Dunleavy proposes nearly $5,000 in dividends in budget that would cut other spending

Gov. Mike Dunleavy speaks about his budget proposal, which would begin next July, during a news conference on Dec. 11, 2020. (Screen capture of video stream from the governor's office)
Gov. Mike Dunleavy speaks about his budget proposal, which would begin next July, during a news conference on Friday. (Screen capture of video stream from the governor’s office)

Alaska Gov. Mike Dunleavy on Friday proposed a budget that would cut state spending on government services, but would also pay out nearly $5,000 in permanent fund dividends. 

It relies on drawing from the Alaska Permanent Fund’s earnings to both pay for most of state government and for two PFD payments. The total draw of $6.3 billion is more than twice the amount allowed under state law. 

Dunleavy emphasizes the need to stabilize Alaska’s economy. 

“We have thousands and thousands of Alaskans on unemployment,” he said. “We want to make sure that we’re not going to add to the unemployment rolls, but we’re going to do the opposite.”

The governor also proposed borrowing up to $350 million to upgrade the state’s roads, bridges, airports and other infrastructure. 

The portion of the budget directly controlled by the Legislature — which is where Dunleavy’s budget will go next — would be $4.3 billion. It’s about $300 million less than this year’s budget. 

His budget proposal would cut Medicaid by $35 million and public education by $21 million. It also would reduce spending on highways, aviation and transportation facilities by $13 million and includes a previously planned cut to the University of Alaska of $20 million.  

Dunleavy said it’s important for the future of the state’s economy and the budget that Alaska develops its natural resources. 

“There are folks that really don’t want that to happen,” he said. “They want Alaska to be one of the largest parks in the country.”

The governor’s budget includes full PFDs under the formula in state law, which would be roughly $3,000. In addition, it would pay out nearly $2,000 more, which is the difference between the amount under the formula and the amount Alaskans were actually paid this year. Dunleavy said the additional payment would put cash in the hands of Alaskans affected by the pandemic. 
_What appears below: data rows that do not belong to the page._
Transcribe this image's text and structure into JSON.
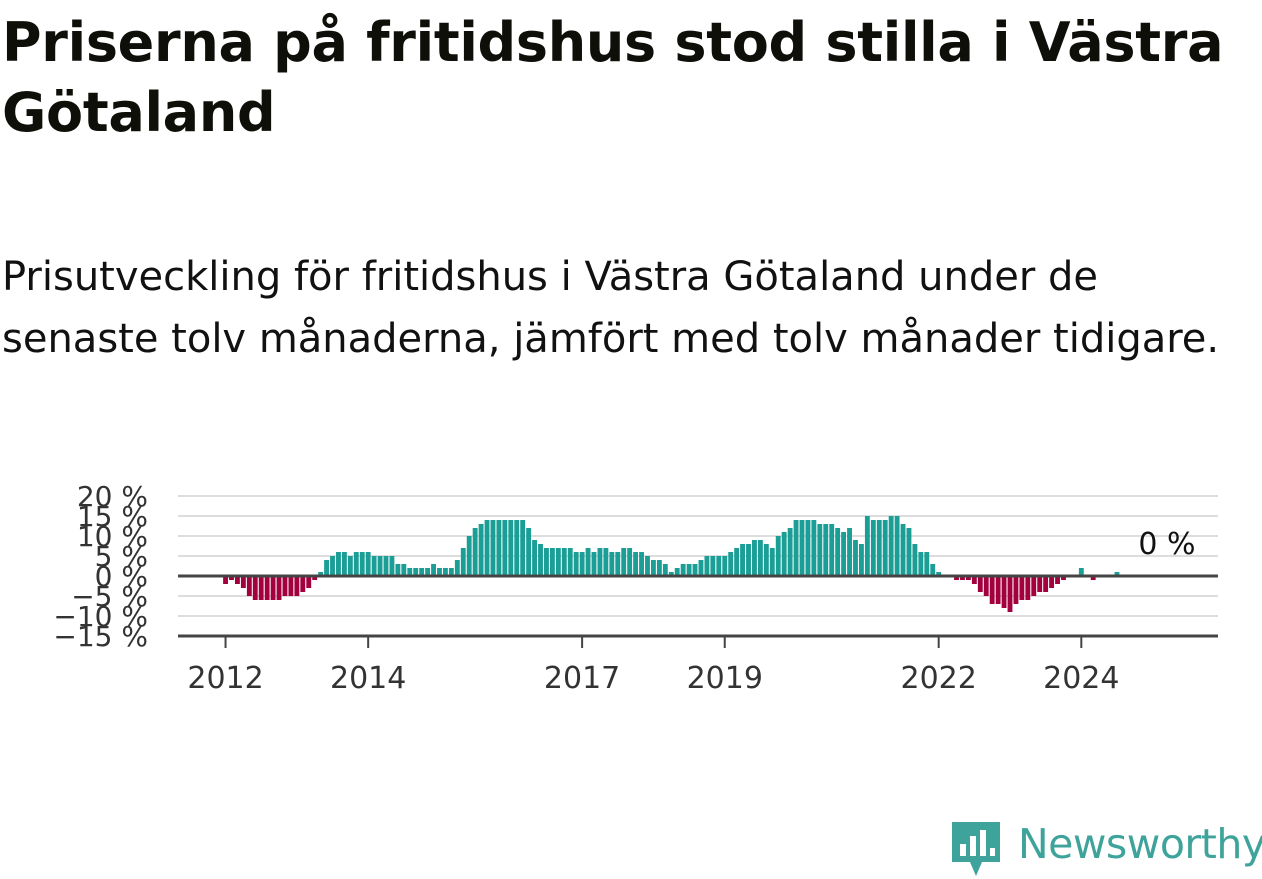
{
  "title": "Priserna på fritidshus stod stilla i Västra Götaland",
  "subtitle": "Prisutveckling för fritidshus i Västra Götaland under de senaste tolv månaderna, jämfört med tolv månader tidigare.",
  "brand": {
    "name": "Newsworthy",
    "icon": "newsworthy-logo-icon"
  },
  "colors": {
    "positive": "#1a9e96",
    "negative": "#a3003e",
    "grid": "#dddddd",
    "zero_line": "#444444",
    "axis_text": "#333333"
  },
  "chart_data": {
    "type": "bar",
    "x_ticks": [
      "2012",
      "2014",
      "2017",
      "2019",
      "2022",
      "2024"
    ],
    "y_ticks": [
      "20 %",
      "15 %",
      "10 %",
      "5 %",
      "0 %",
      "−5 %",
      "−10 %",
      "−15 %"
    ],
    "y_tick_values": [
      20,
      15,
      10,
      5,
      0,
      -5,
      -10,
      -15
    ],
    "ylim": [
      -15,
      20
    ],
    "xlim": [
      "2011-05",
      "2025-12"
    ],
    "grid": true,
    "last_value_label": "0 %",
    "series": [
      {
        "start": "2012-01",
        "frequency": "monthly",
        "values": [
          -2,
          -1,
          -2,
          -3,
          -5,
          -6,
          -6,
          -6,
          -6,
          -6,
          -5,
          -5,
          -5,
          -4,
          -3,
          -1,
          1,
          4,
          5,
          6,
          6,
          5,
          6,
          6,
          6,
          5,
          5,
          5,
          5,
          3,
          3,
          2,
          2,
          2,
          2,
          3,
          2,
          2,
          2,
          4,
          7,
          10,
          12,
          13,
          14,
          14,
          14,
          14,
          14,
          14,
          14,
          12,
          9,
          8,
          7,
          7,
          7,
          7,
          7,
          6,
          6,
          7,
          6,
          7,
          7,
          6,
          6,
          7,
          7,
          6,
          6,
          5,
          4,
          4,
          3,
          1,
          2,
          3,
          3,
          3,
          4,
          5,
          5,
          5,
          5,
          6,
          7,
          8,
          8,
          9,
          9,
          8,
          7,
          10,
          11,
          12,
          14,
          14,
          14,
          14,
          13,
          13,
          13,
          12,
          11,
          12,
          9,
          8,
          15,
          14,
          14,
          14,
          15,
          15,
          13,
          12,
          8,
          6,
          6,
          3,
          1,
          0,
          0,
          -1,
          -1,
          -1,
          -2,
          -4,
          -5,
          -7,
          -7,
          -8,
          -9,
          -7,
          -6,
          -6,
          -5,
          -4,
          -4,
          -3,
          -2,
          -1,
          0,
          0,
          2,
          0,
          -1,
          0,
          0,
          0,
          1,
          0
        ]
      }
    ]
  }
}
Dunleavy also proposed changing the dividend formula for 2022. Under the new formula, dividends would be roughly $2,300, which would be less than under the formula in current law, but more than Alaskans have received the last five years. 

But Dunleavy said any change should be subject to approval in a vote by Alaskans. He also wants to amend the state constitution to require a public vote on any new taxes.

“If we really want to have a sustainable fiscal plan, you cannot ignore the people of Alaska,” he said. “You cannot ignore the very people that vote for us and send us here.”

Legislators from both chambers responded to Dunleavy’s proposal with caution.  

House Speaker Bryce Edgmon, a Dillingham independent, said he thinks there will be support for a transportation bond. But he said there are time constraints when conducting a legislative session during a pandemic. That will limit the amount of time they have to consider Dunleavy’s proposals. He said he wishes the governor had approached lawmakers sooner.

“The Legislature in the upcoming session — because of the pandemic — is going to have one hand tied behind its pack,” Edgmon said. “It would have been very instrumental, I think, very helpful to have had discussions with the Dunleavy administration leading up to the unveiling of what appears to be a pretty ambitious agenda for what could be a highly compromised legislative session that’ll be very much focused on the budget.”

Sitka Republican Sen. Bert Stedman said it will take significant policy changes to reduce spending. 

He said the Legislature should consider the effect of COVID-19 on Alaska’s economy as it weighs Dunleavy’s proposal. But Stedman also is concerned that the budget would draw more from the permanent fund’s earnings than the Legislature and the Alaska Permanent Fund Corporation have planned. 

“We need to take a look at the budget in more detail,” he said. “But it does not go unnoticed that an overdraw of the permanent fund creates havoc on the fund itself, and it has impacts that go in perpetuity.”

The Legislature will consider the budget when it reconvenes, on Jan. 19.